A Time for Burning offers no easy answers to these quandaries, and it concludes without resolution on a down note. Anything else would be dishonest, and the film was clearly intended to shake the complacency of a white audience by forcing viewers to see themselves in the Omaha resistance. The meek television networks understood how unsettling this might prove; Jersey and Connell shot the film for television but released it theatrically after no networks would air it. It ended up nominated for a Best Documentary Academy Award in 1968, losing to the similarly progressive Vietnam film The Anderson Platoon.
Docurama’s DVD edition offers a few extras, including a disappointing commentary track featuring each of the three main characters, but clearly punched together from isolated monologues rather than from a group discussion, which would have been much more interesting. The best extra, though, more than compensates: “Update: Ernie Chambers 40 Years Later” almost invites trepidation as one hits the button to begin it. The story of 1960s black radicalism is so riddled with tragedy, from the murdered Malcolm X and Fred Hampton to the squandered Huey Newton and Bobby Seale to the cosmically bizarre born-again Republican Eldridge Cleaver, that expectations can’t help but be grim. But Chambers surprises and inspires: elected to the Nebraska State Legislature in 1970, he’s been there ever since-the longest-serving state congressman in Nebraska history, and currently the only African American in the unicameral body (America’s only such state legislature).
Amazingly, politics has not corrupted Chambers, and he remains as radical as ever. In a 20-minute feature he calls white people “as a group, the enemy of black people,” scorns Clarence Thomas, Condoleeza Rice and Colin Powell as “race traitors,” and explains his support for gay marriage rights: “If you Christians could keep your noses out of other people’s crotches,” he sighs, before making the same case he made in the film nearly 40 years earlier: modern institutionalized Christianity has grown so corrupt it doesn’t deserve the name.
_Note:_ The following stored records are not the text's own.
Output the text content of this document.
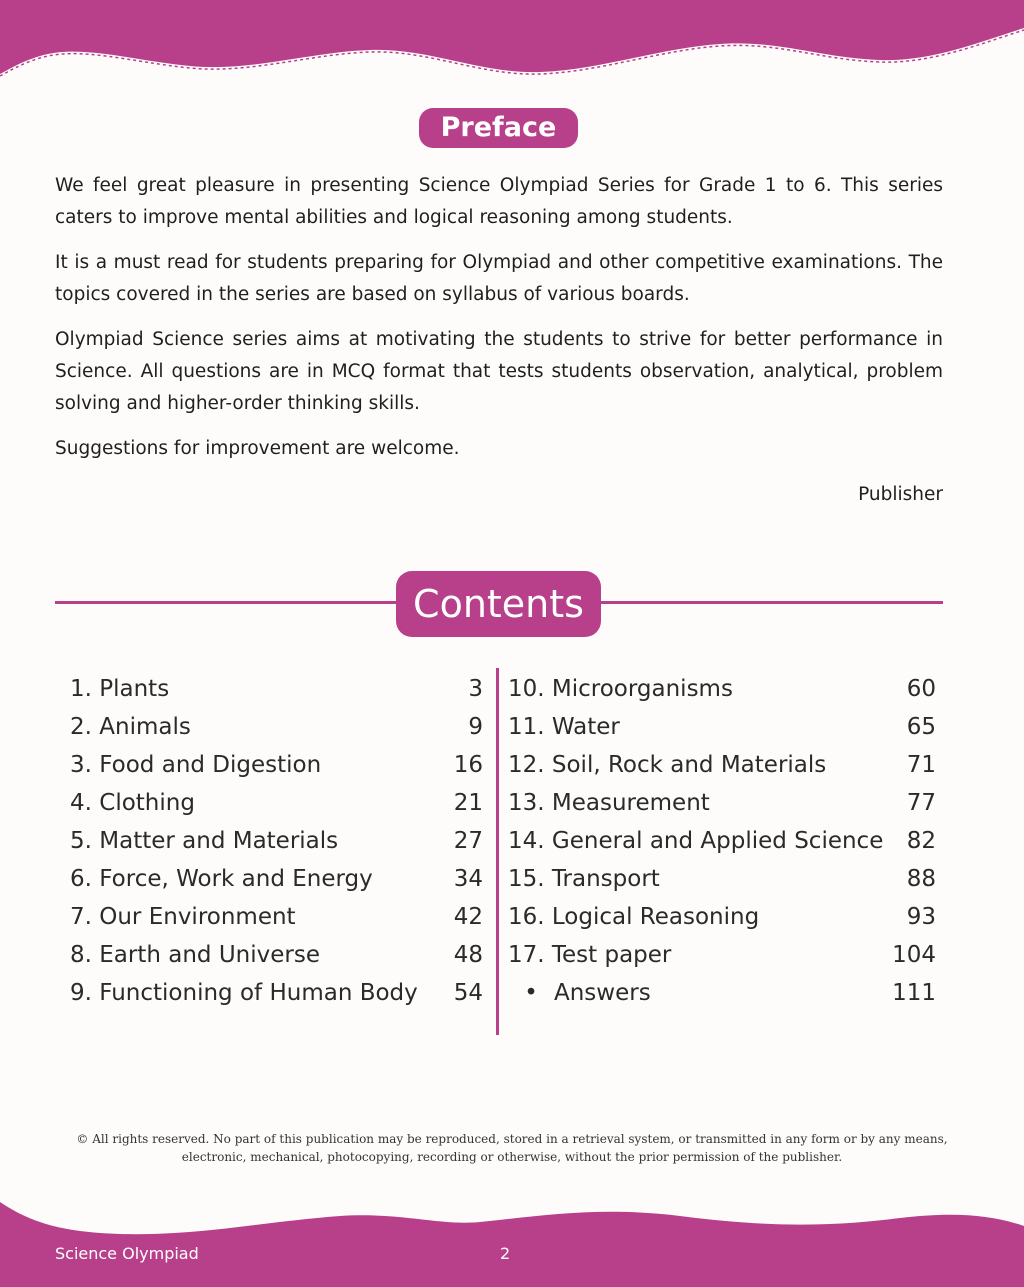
Preface

We feel great pleasure in presenting Science Olympiad Series for Grade 1 to 6. This series caters to improve mental abilities and logical reasoning among students.

It is a must read for students preparing for Olympiad and other competitive examinations. The topics covered in the series are based on syllabus of various boards.

Olympiad Science series aims at motivating the students to strive for better performance in Science. All questions are in MCQ format that tests students observation, analytical, problem solving and higher-order thinking skills.

Suggestions for improvement are welcome.

Publisher

Contents
1. Plants	3
2. Animals	9
3. Food and Digestion	16
4. Clothing	21
5. Matter and Materials	27
6. Force, Work and Energy	34
7. Our Environment	42
8. Earth and Universe	48
9. Functioning of Human Body 54
10. Microorganisms	60
11. Water	65
12. Soil, Rock and Materials	71
13. Measurement	77
14. General and Applied Science 82
15. Transport	88
16. Logical Reasoning	93
17. Test paper	104
• Answers	111
© All rights reserved. No part of this publication may be reproduced, stored in a retrieval system, or transmitted in any form or by any means,
electronic, mechanical, photocopying, recording or otherwise, without the prior permission of the publisher.
Science Olympiad	2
WWJD? Not what white Omahans did in the 1960s, pretending a racial crisis meant less than congregational social harmony, and not what the Nebraska Legislature did in 2004, passing a term-limit law directly aimed at driving the outspoken Chambers out of its chambers (he has until 2008, when his limit expires, to continue serving; on his fascinating political career, see Sara Catania’s current Mother Jones article on him).
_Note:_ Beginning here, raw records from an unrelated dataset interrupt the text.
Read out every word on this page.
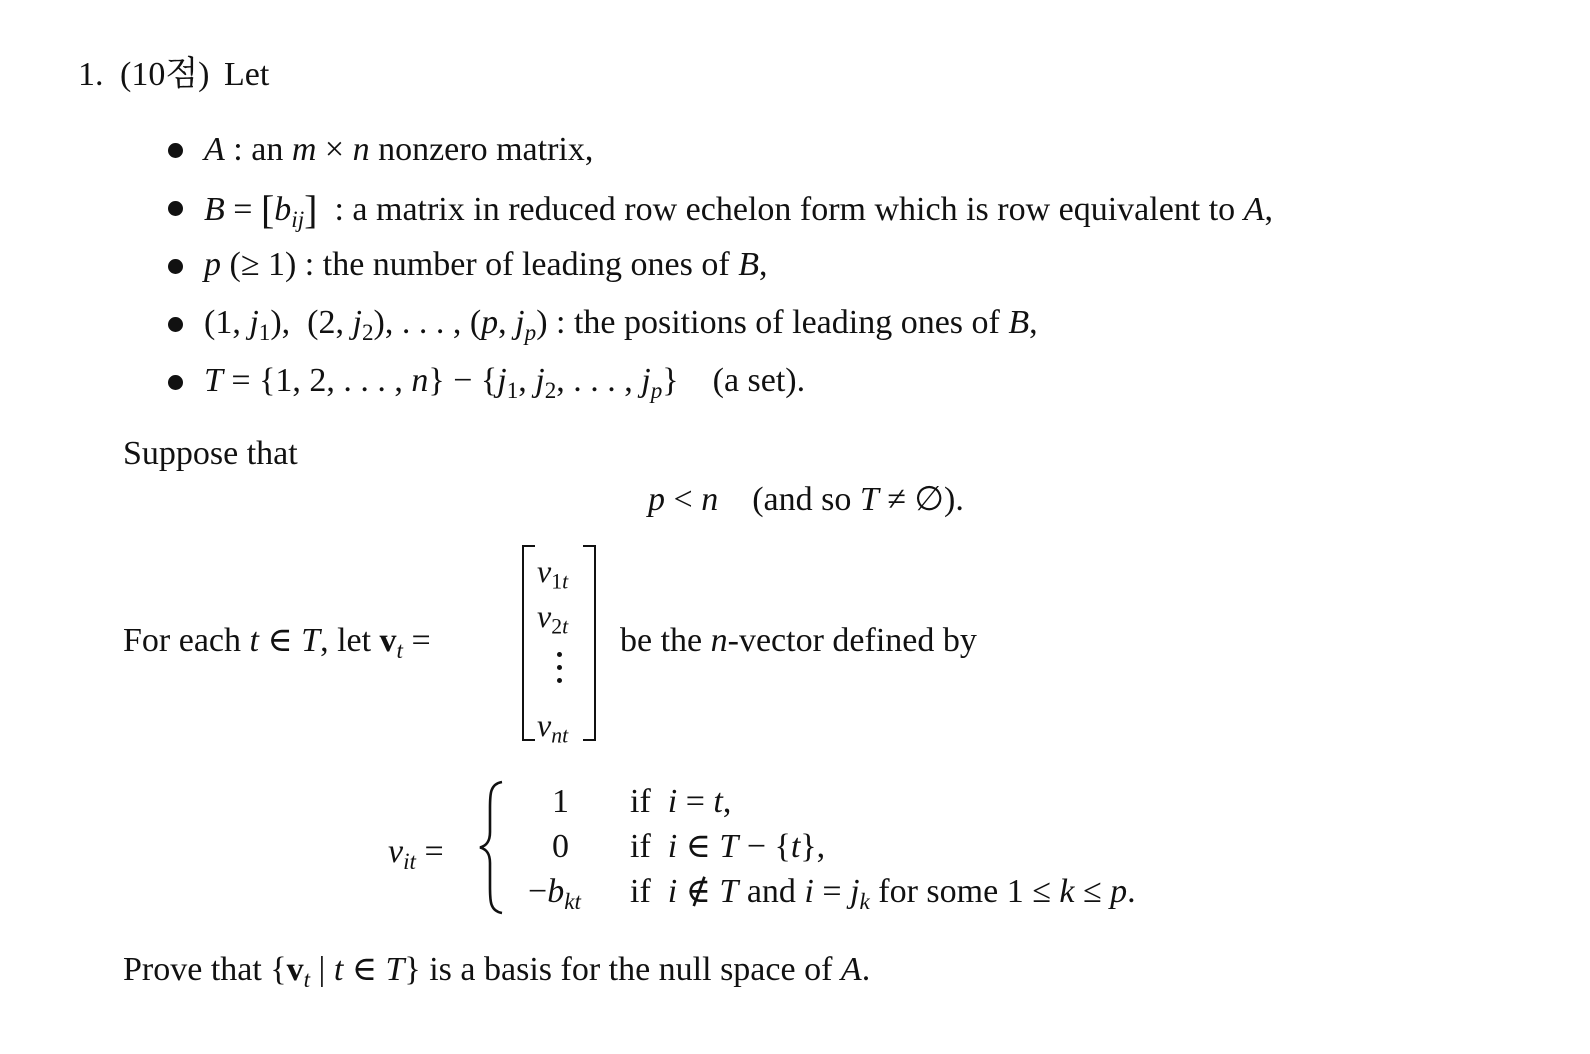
1. (10점) Let
A : an m × n nonzero matrix,
$B = [b_{ij}]$  : a matrix in reduced row echelon form which is row equivalent to A,
p (≥ 1) : the number of leading ones of B,
(1, $j_1$),  (2, $j_2$), . . . , (p, $j_p$) : the positions of leading ones of B,
T = {1, 2, . . . , $n\} - \{j_1$, $j_2$, . . . , $j_p$}    (a set).
Suppose that
p < n    (and so T ≠ ∅).
For each t ∈ T, let $v_t$ =
$v_{1t}$
$v_{2t}$
$v_{nt}$
be the n-vector defined by
$v_{it}$ =
1
0
$-b_{kt}$
if  i = t,
if  i ∈ T − {t},
if  i ∉ T and $i = j_k$ for some 1 ≤ k ≤ p.
Prove that {$v_t$ | t ∈ T} is a basis for the null space of A.
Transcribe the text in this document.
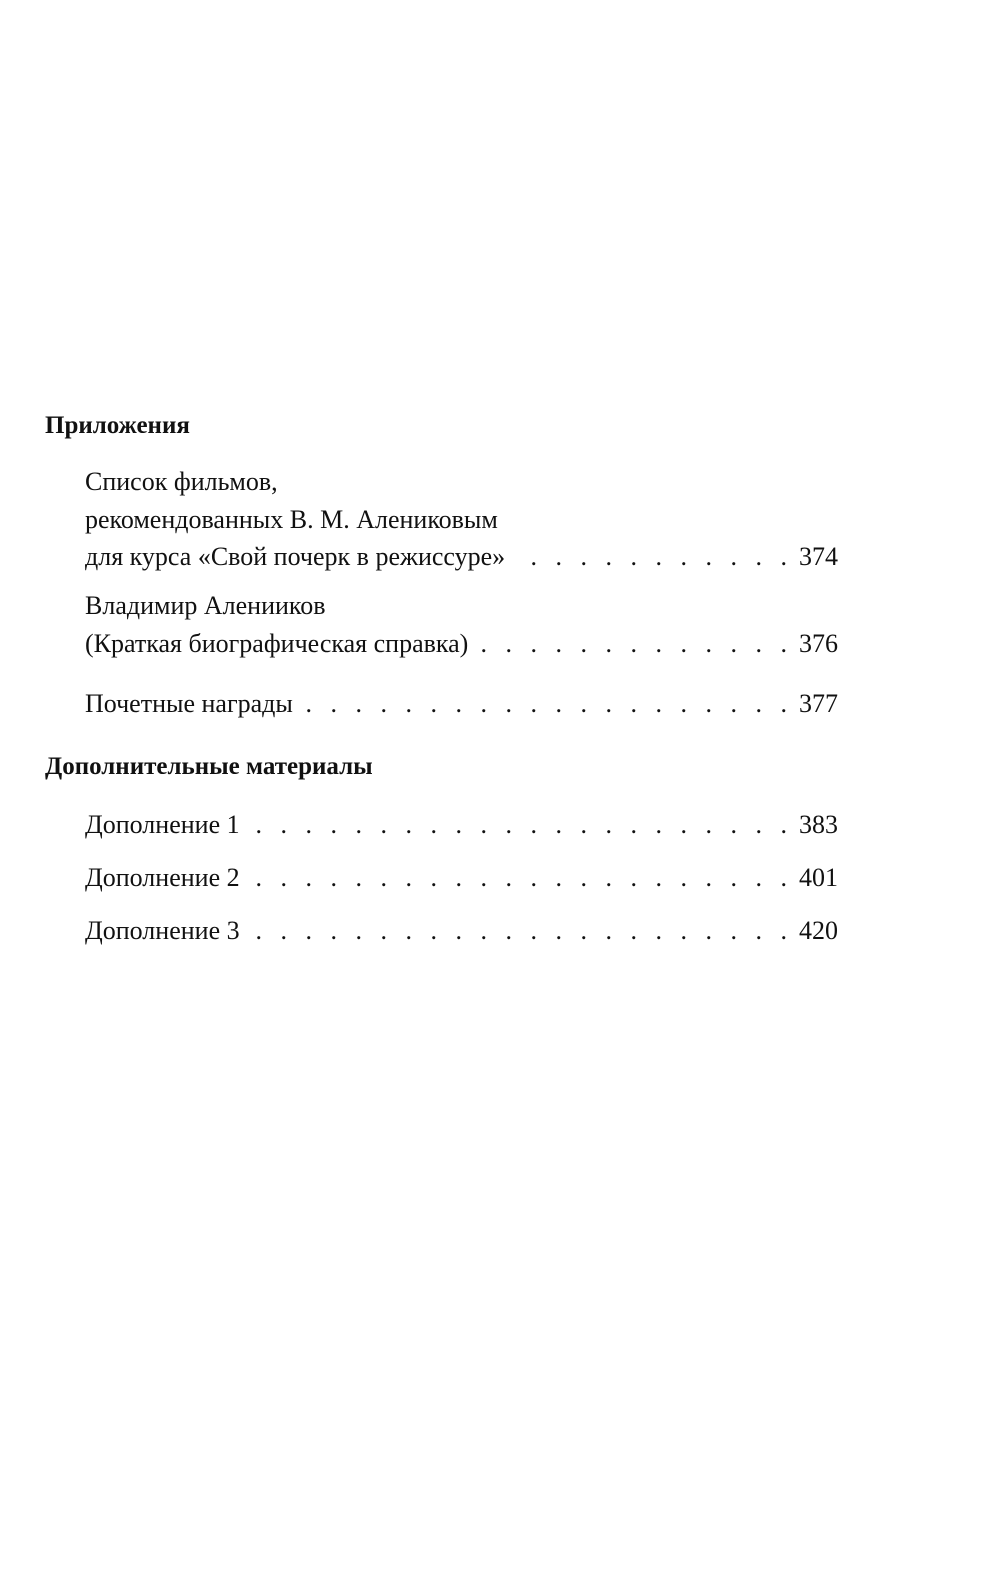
Приложения
Список фильмов,
рекомендованных В. М. Алениковым
для курса «Свой почерк в режиссуре» . . .	374
Владимир Аленииков
(Краткая биографическая справка) . . .	376
Почетные награды . . .	377
Дополнительные материалы
Дополнение 1 . . .	383
Дополнение 2 . . .	401
Дополнение 3 . . .	420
Watching the well-mannered white citizens of Omaha hem and haw about why a simple plan of establishing a cross-racial social dialogue would be moving too fast too soon, one can’t help but be reminded of Ward Churchill’s “little Eichmanns” comment. After all, what did these decent folk finally do to resolve racial inequalities? Well, they elected Nixon, whose policy of “benign neglect” meant letting the inner city fester and rot. They ushered in Ronald Reagan, whose expansion of the prison system and unfounded “war on drugs” led to the disproportionate incarceration of an entire generation of young inner-city black men. Then they topped it all off with George W. Bush, who won’t even speak to the NAACP and who, as Kanye West reminded us, “doesn’t care about black people.” The issues raised by A Time for Burning are unsettling enough as it is; seen with the awareness of how history has played out, the film is downright devastating in its depiction of one small, awkward attempt at racial reconciliation in America, and one giant, whooping refusal by a white supremacist status quo.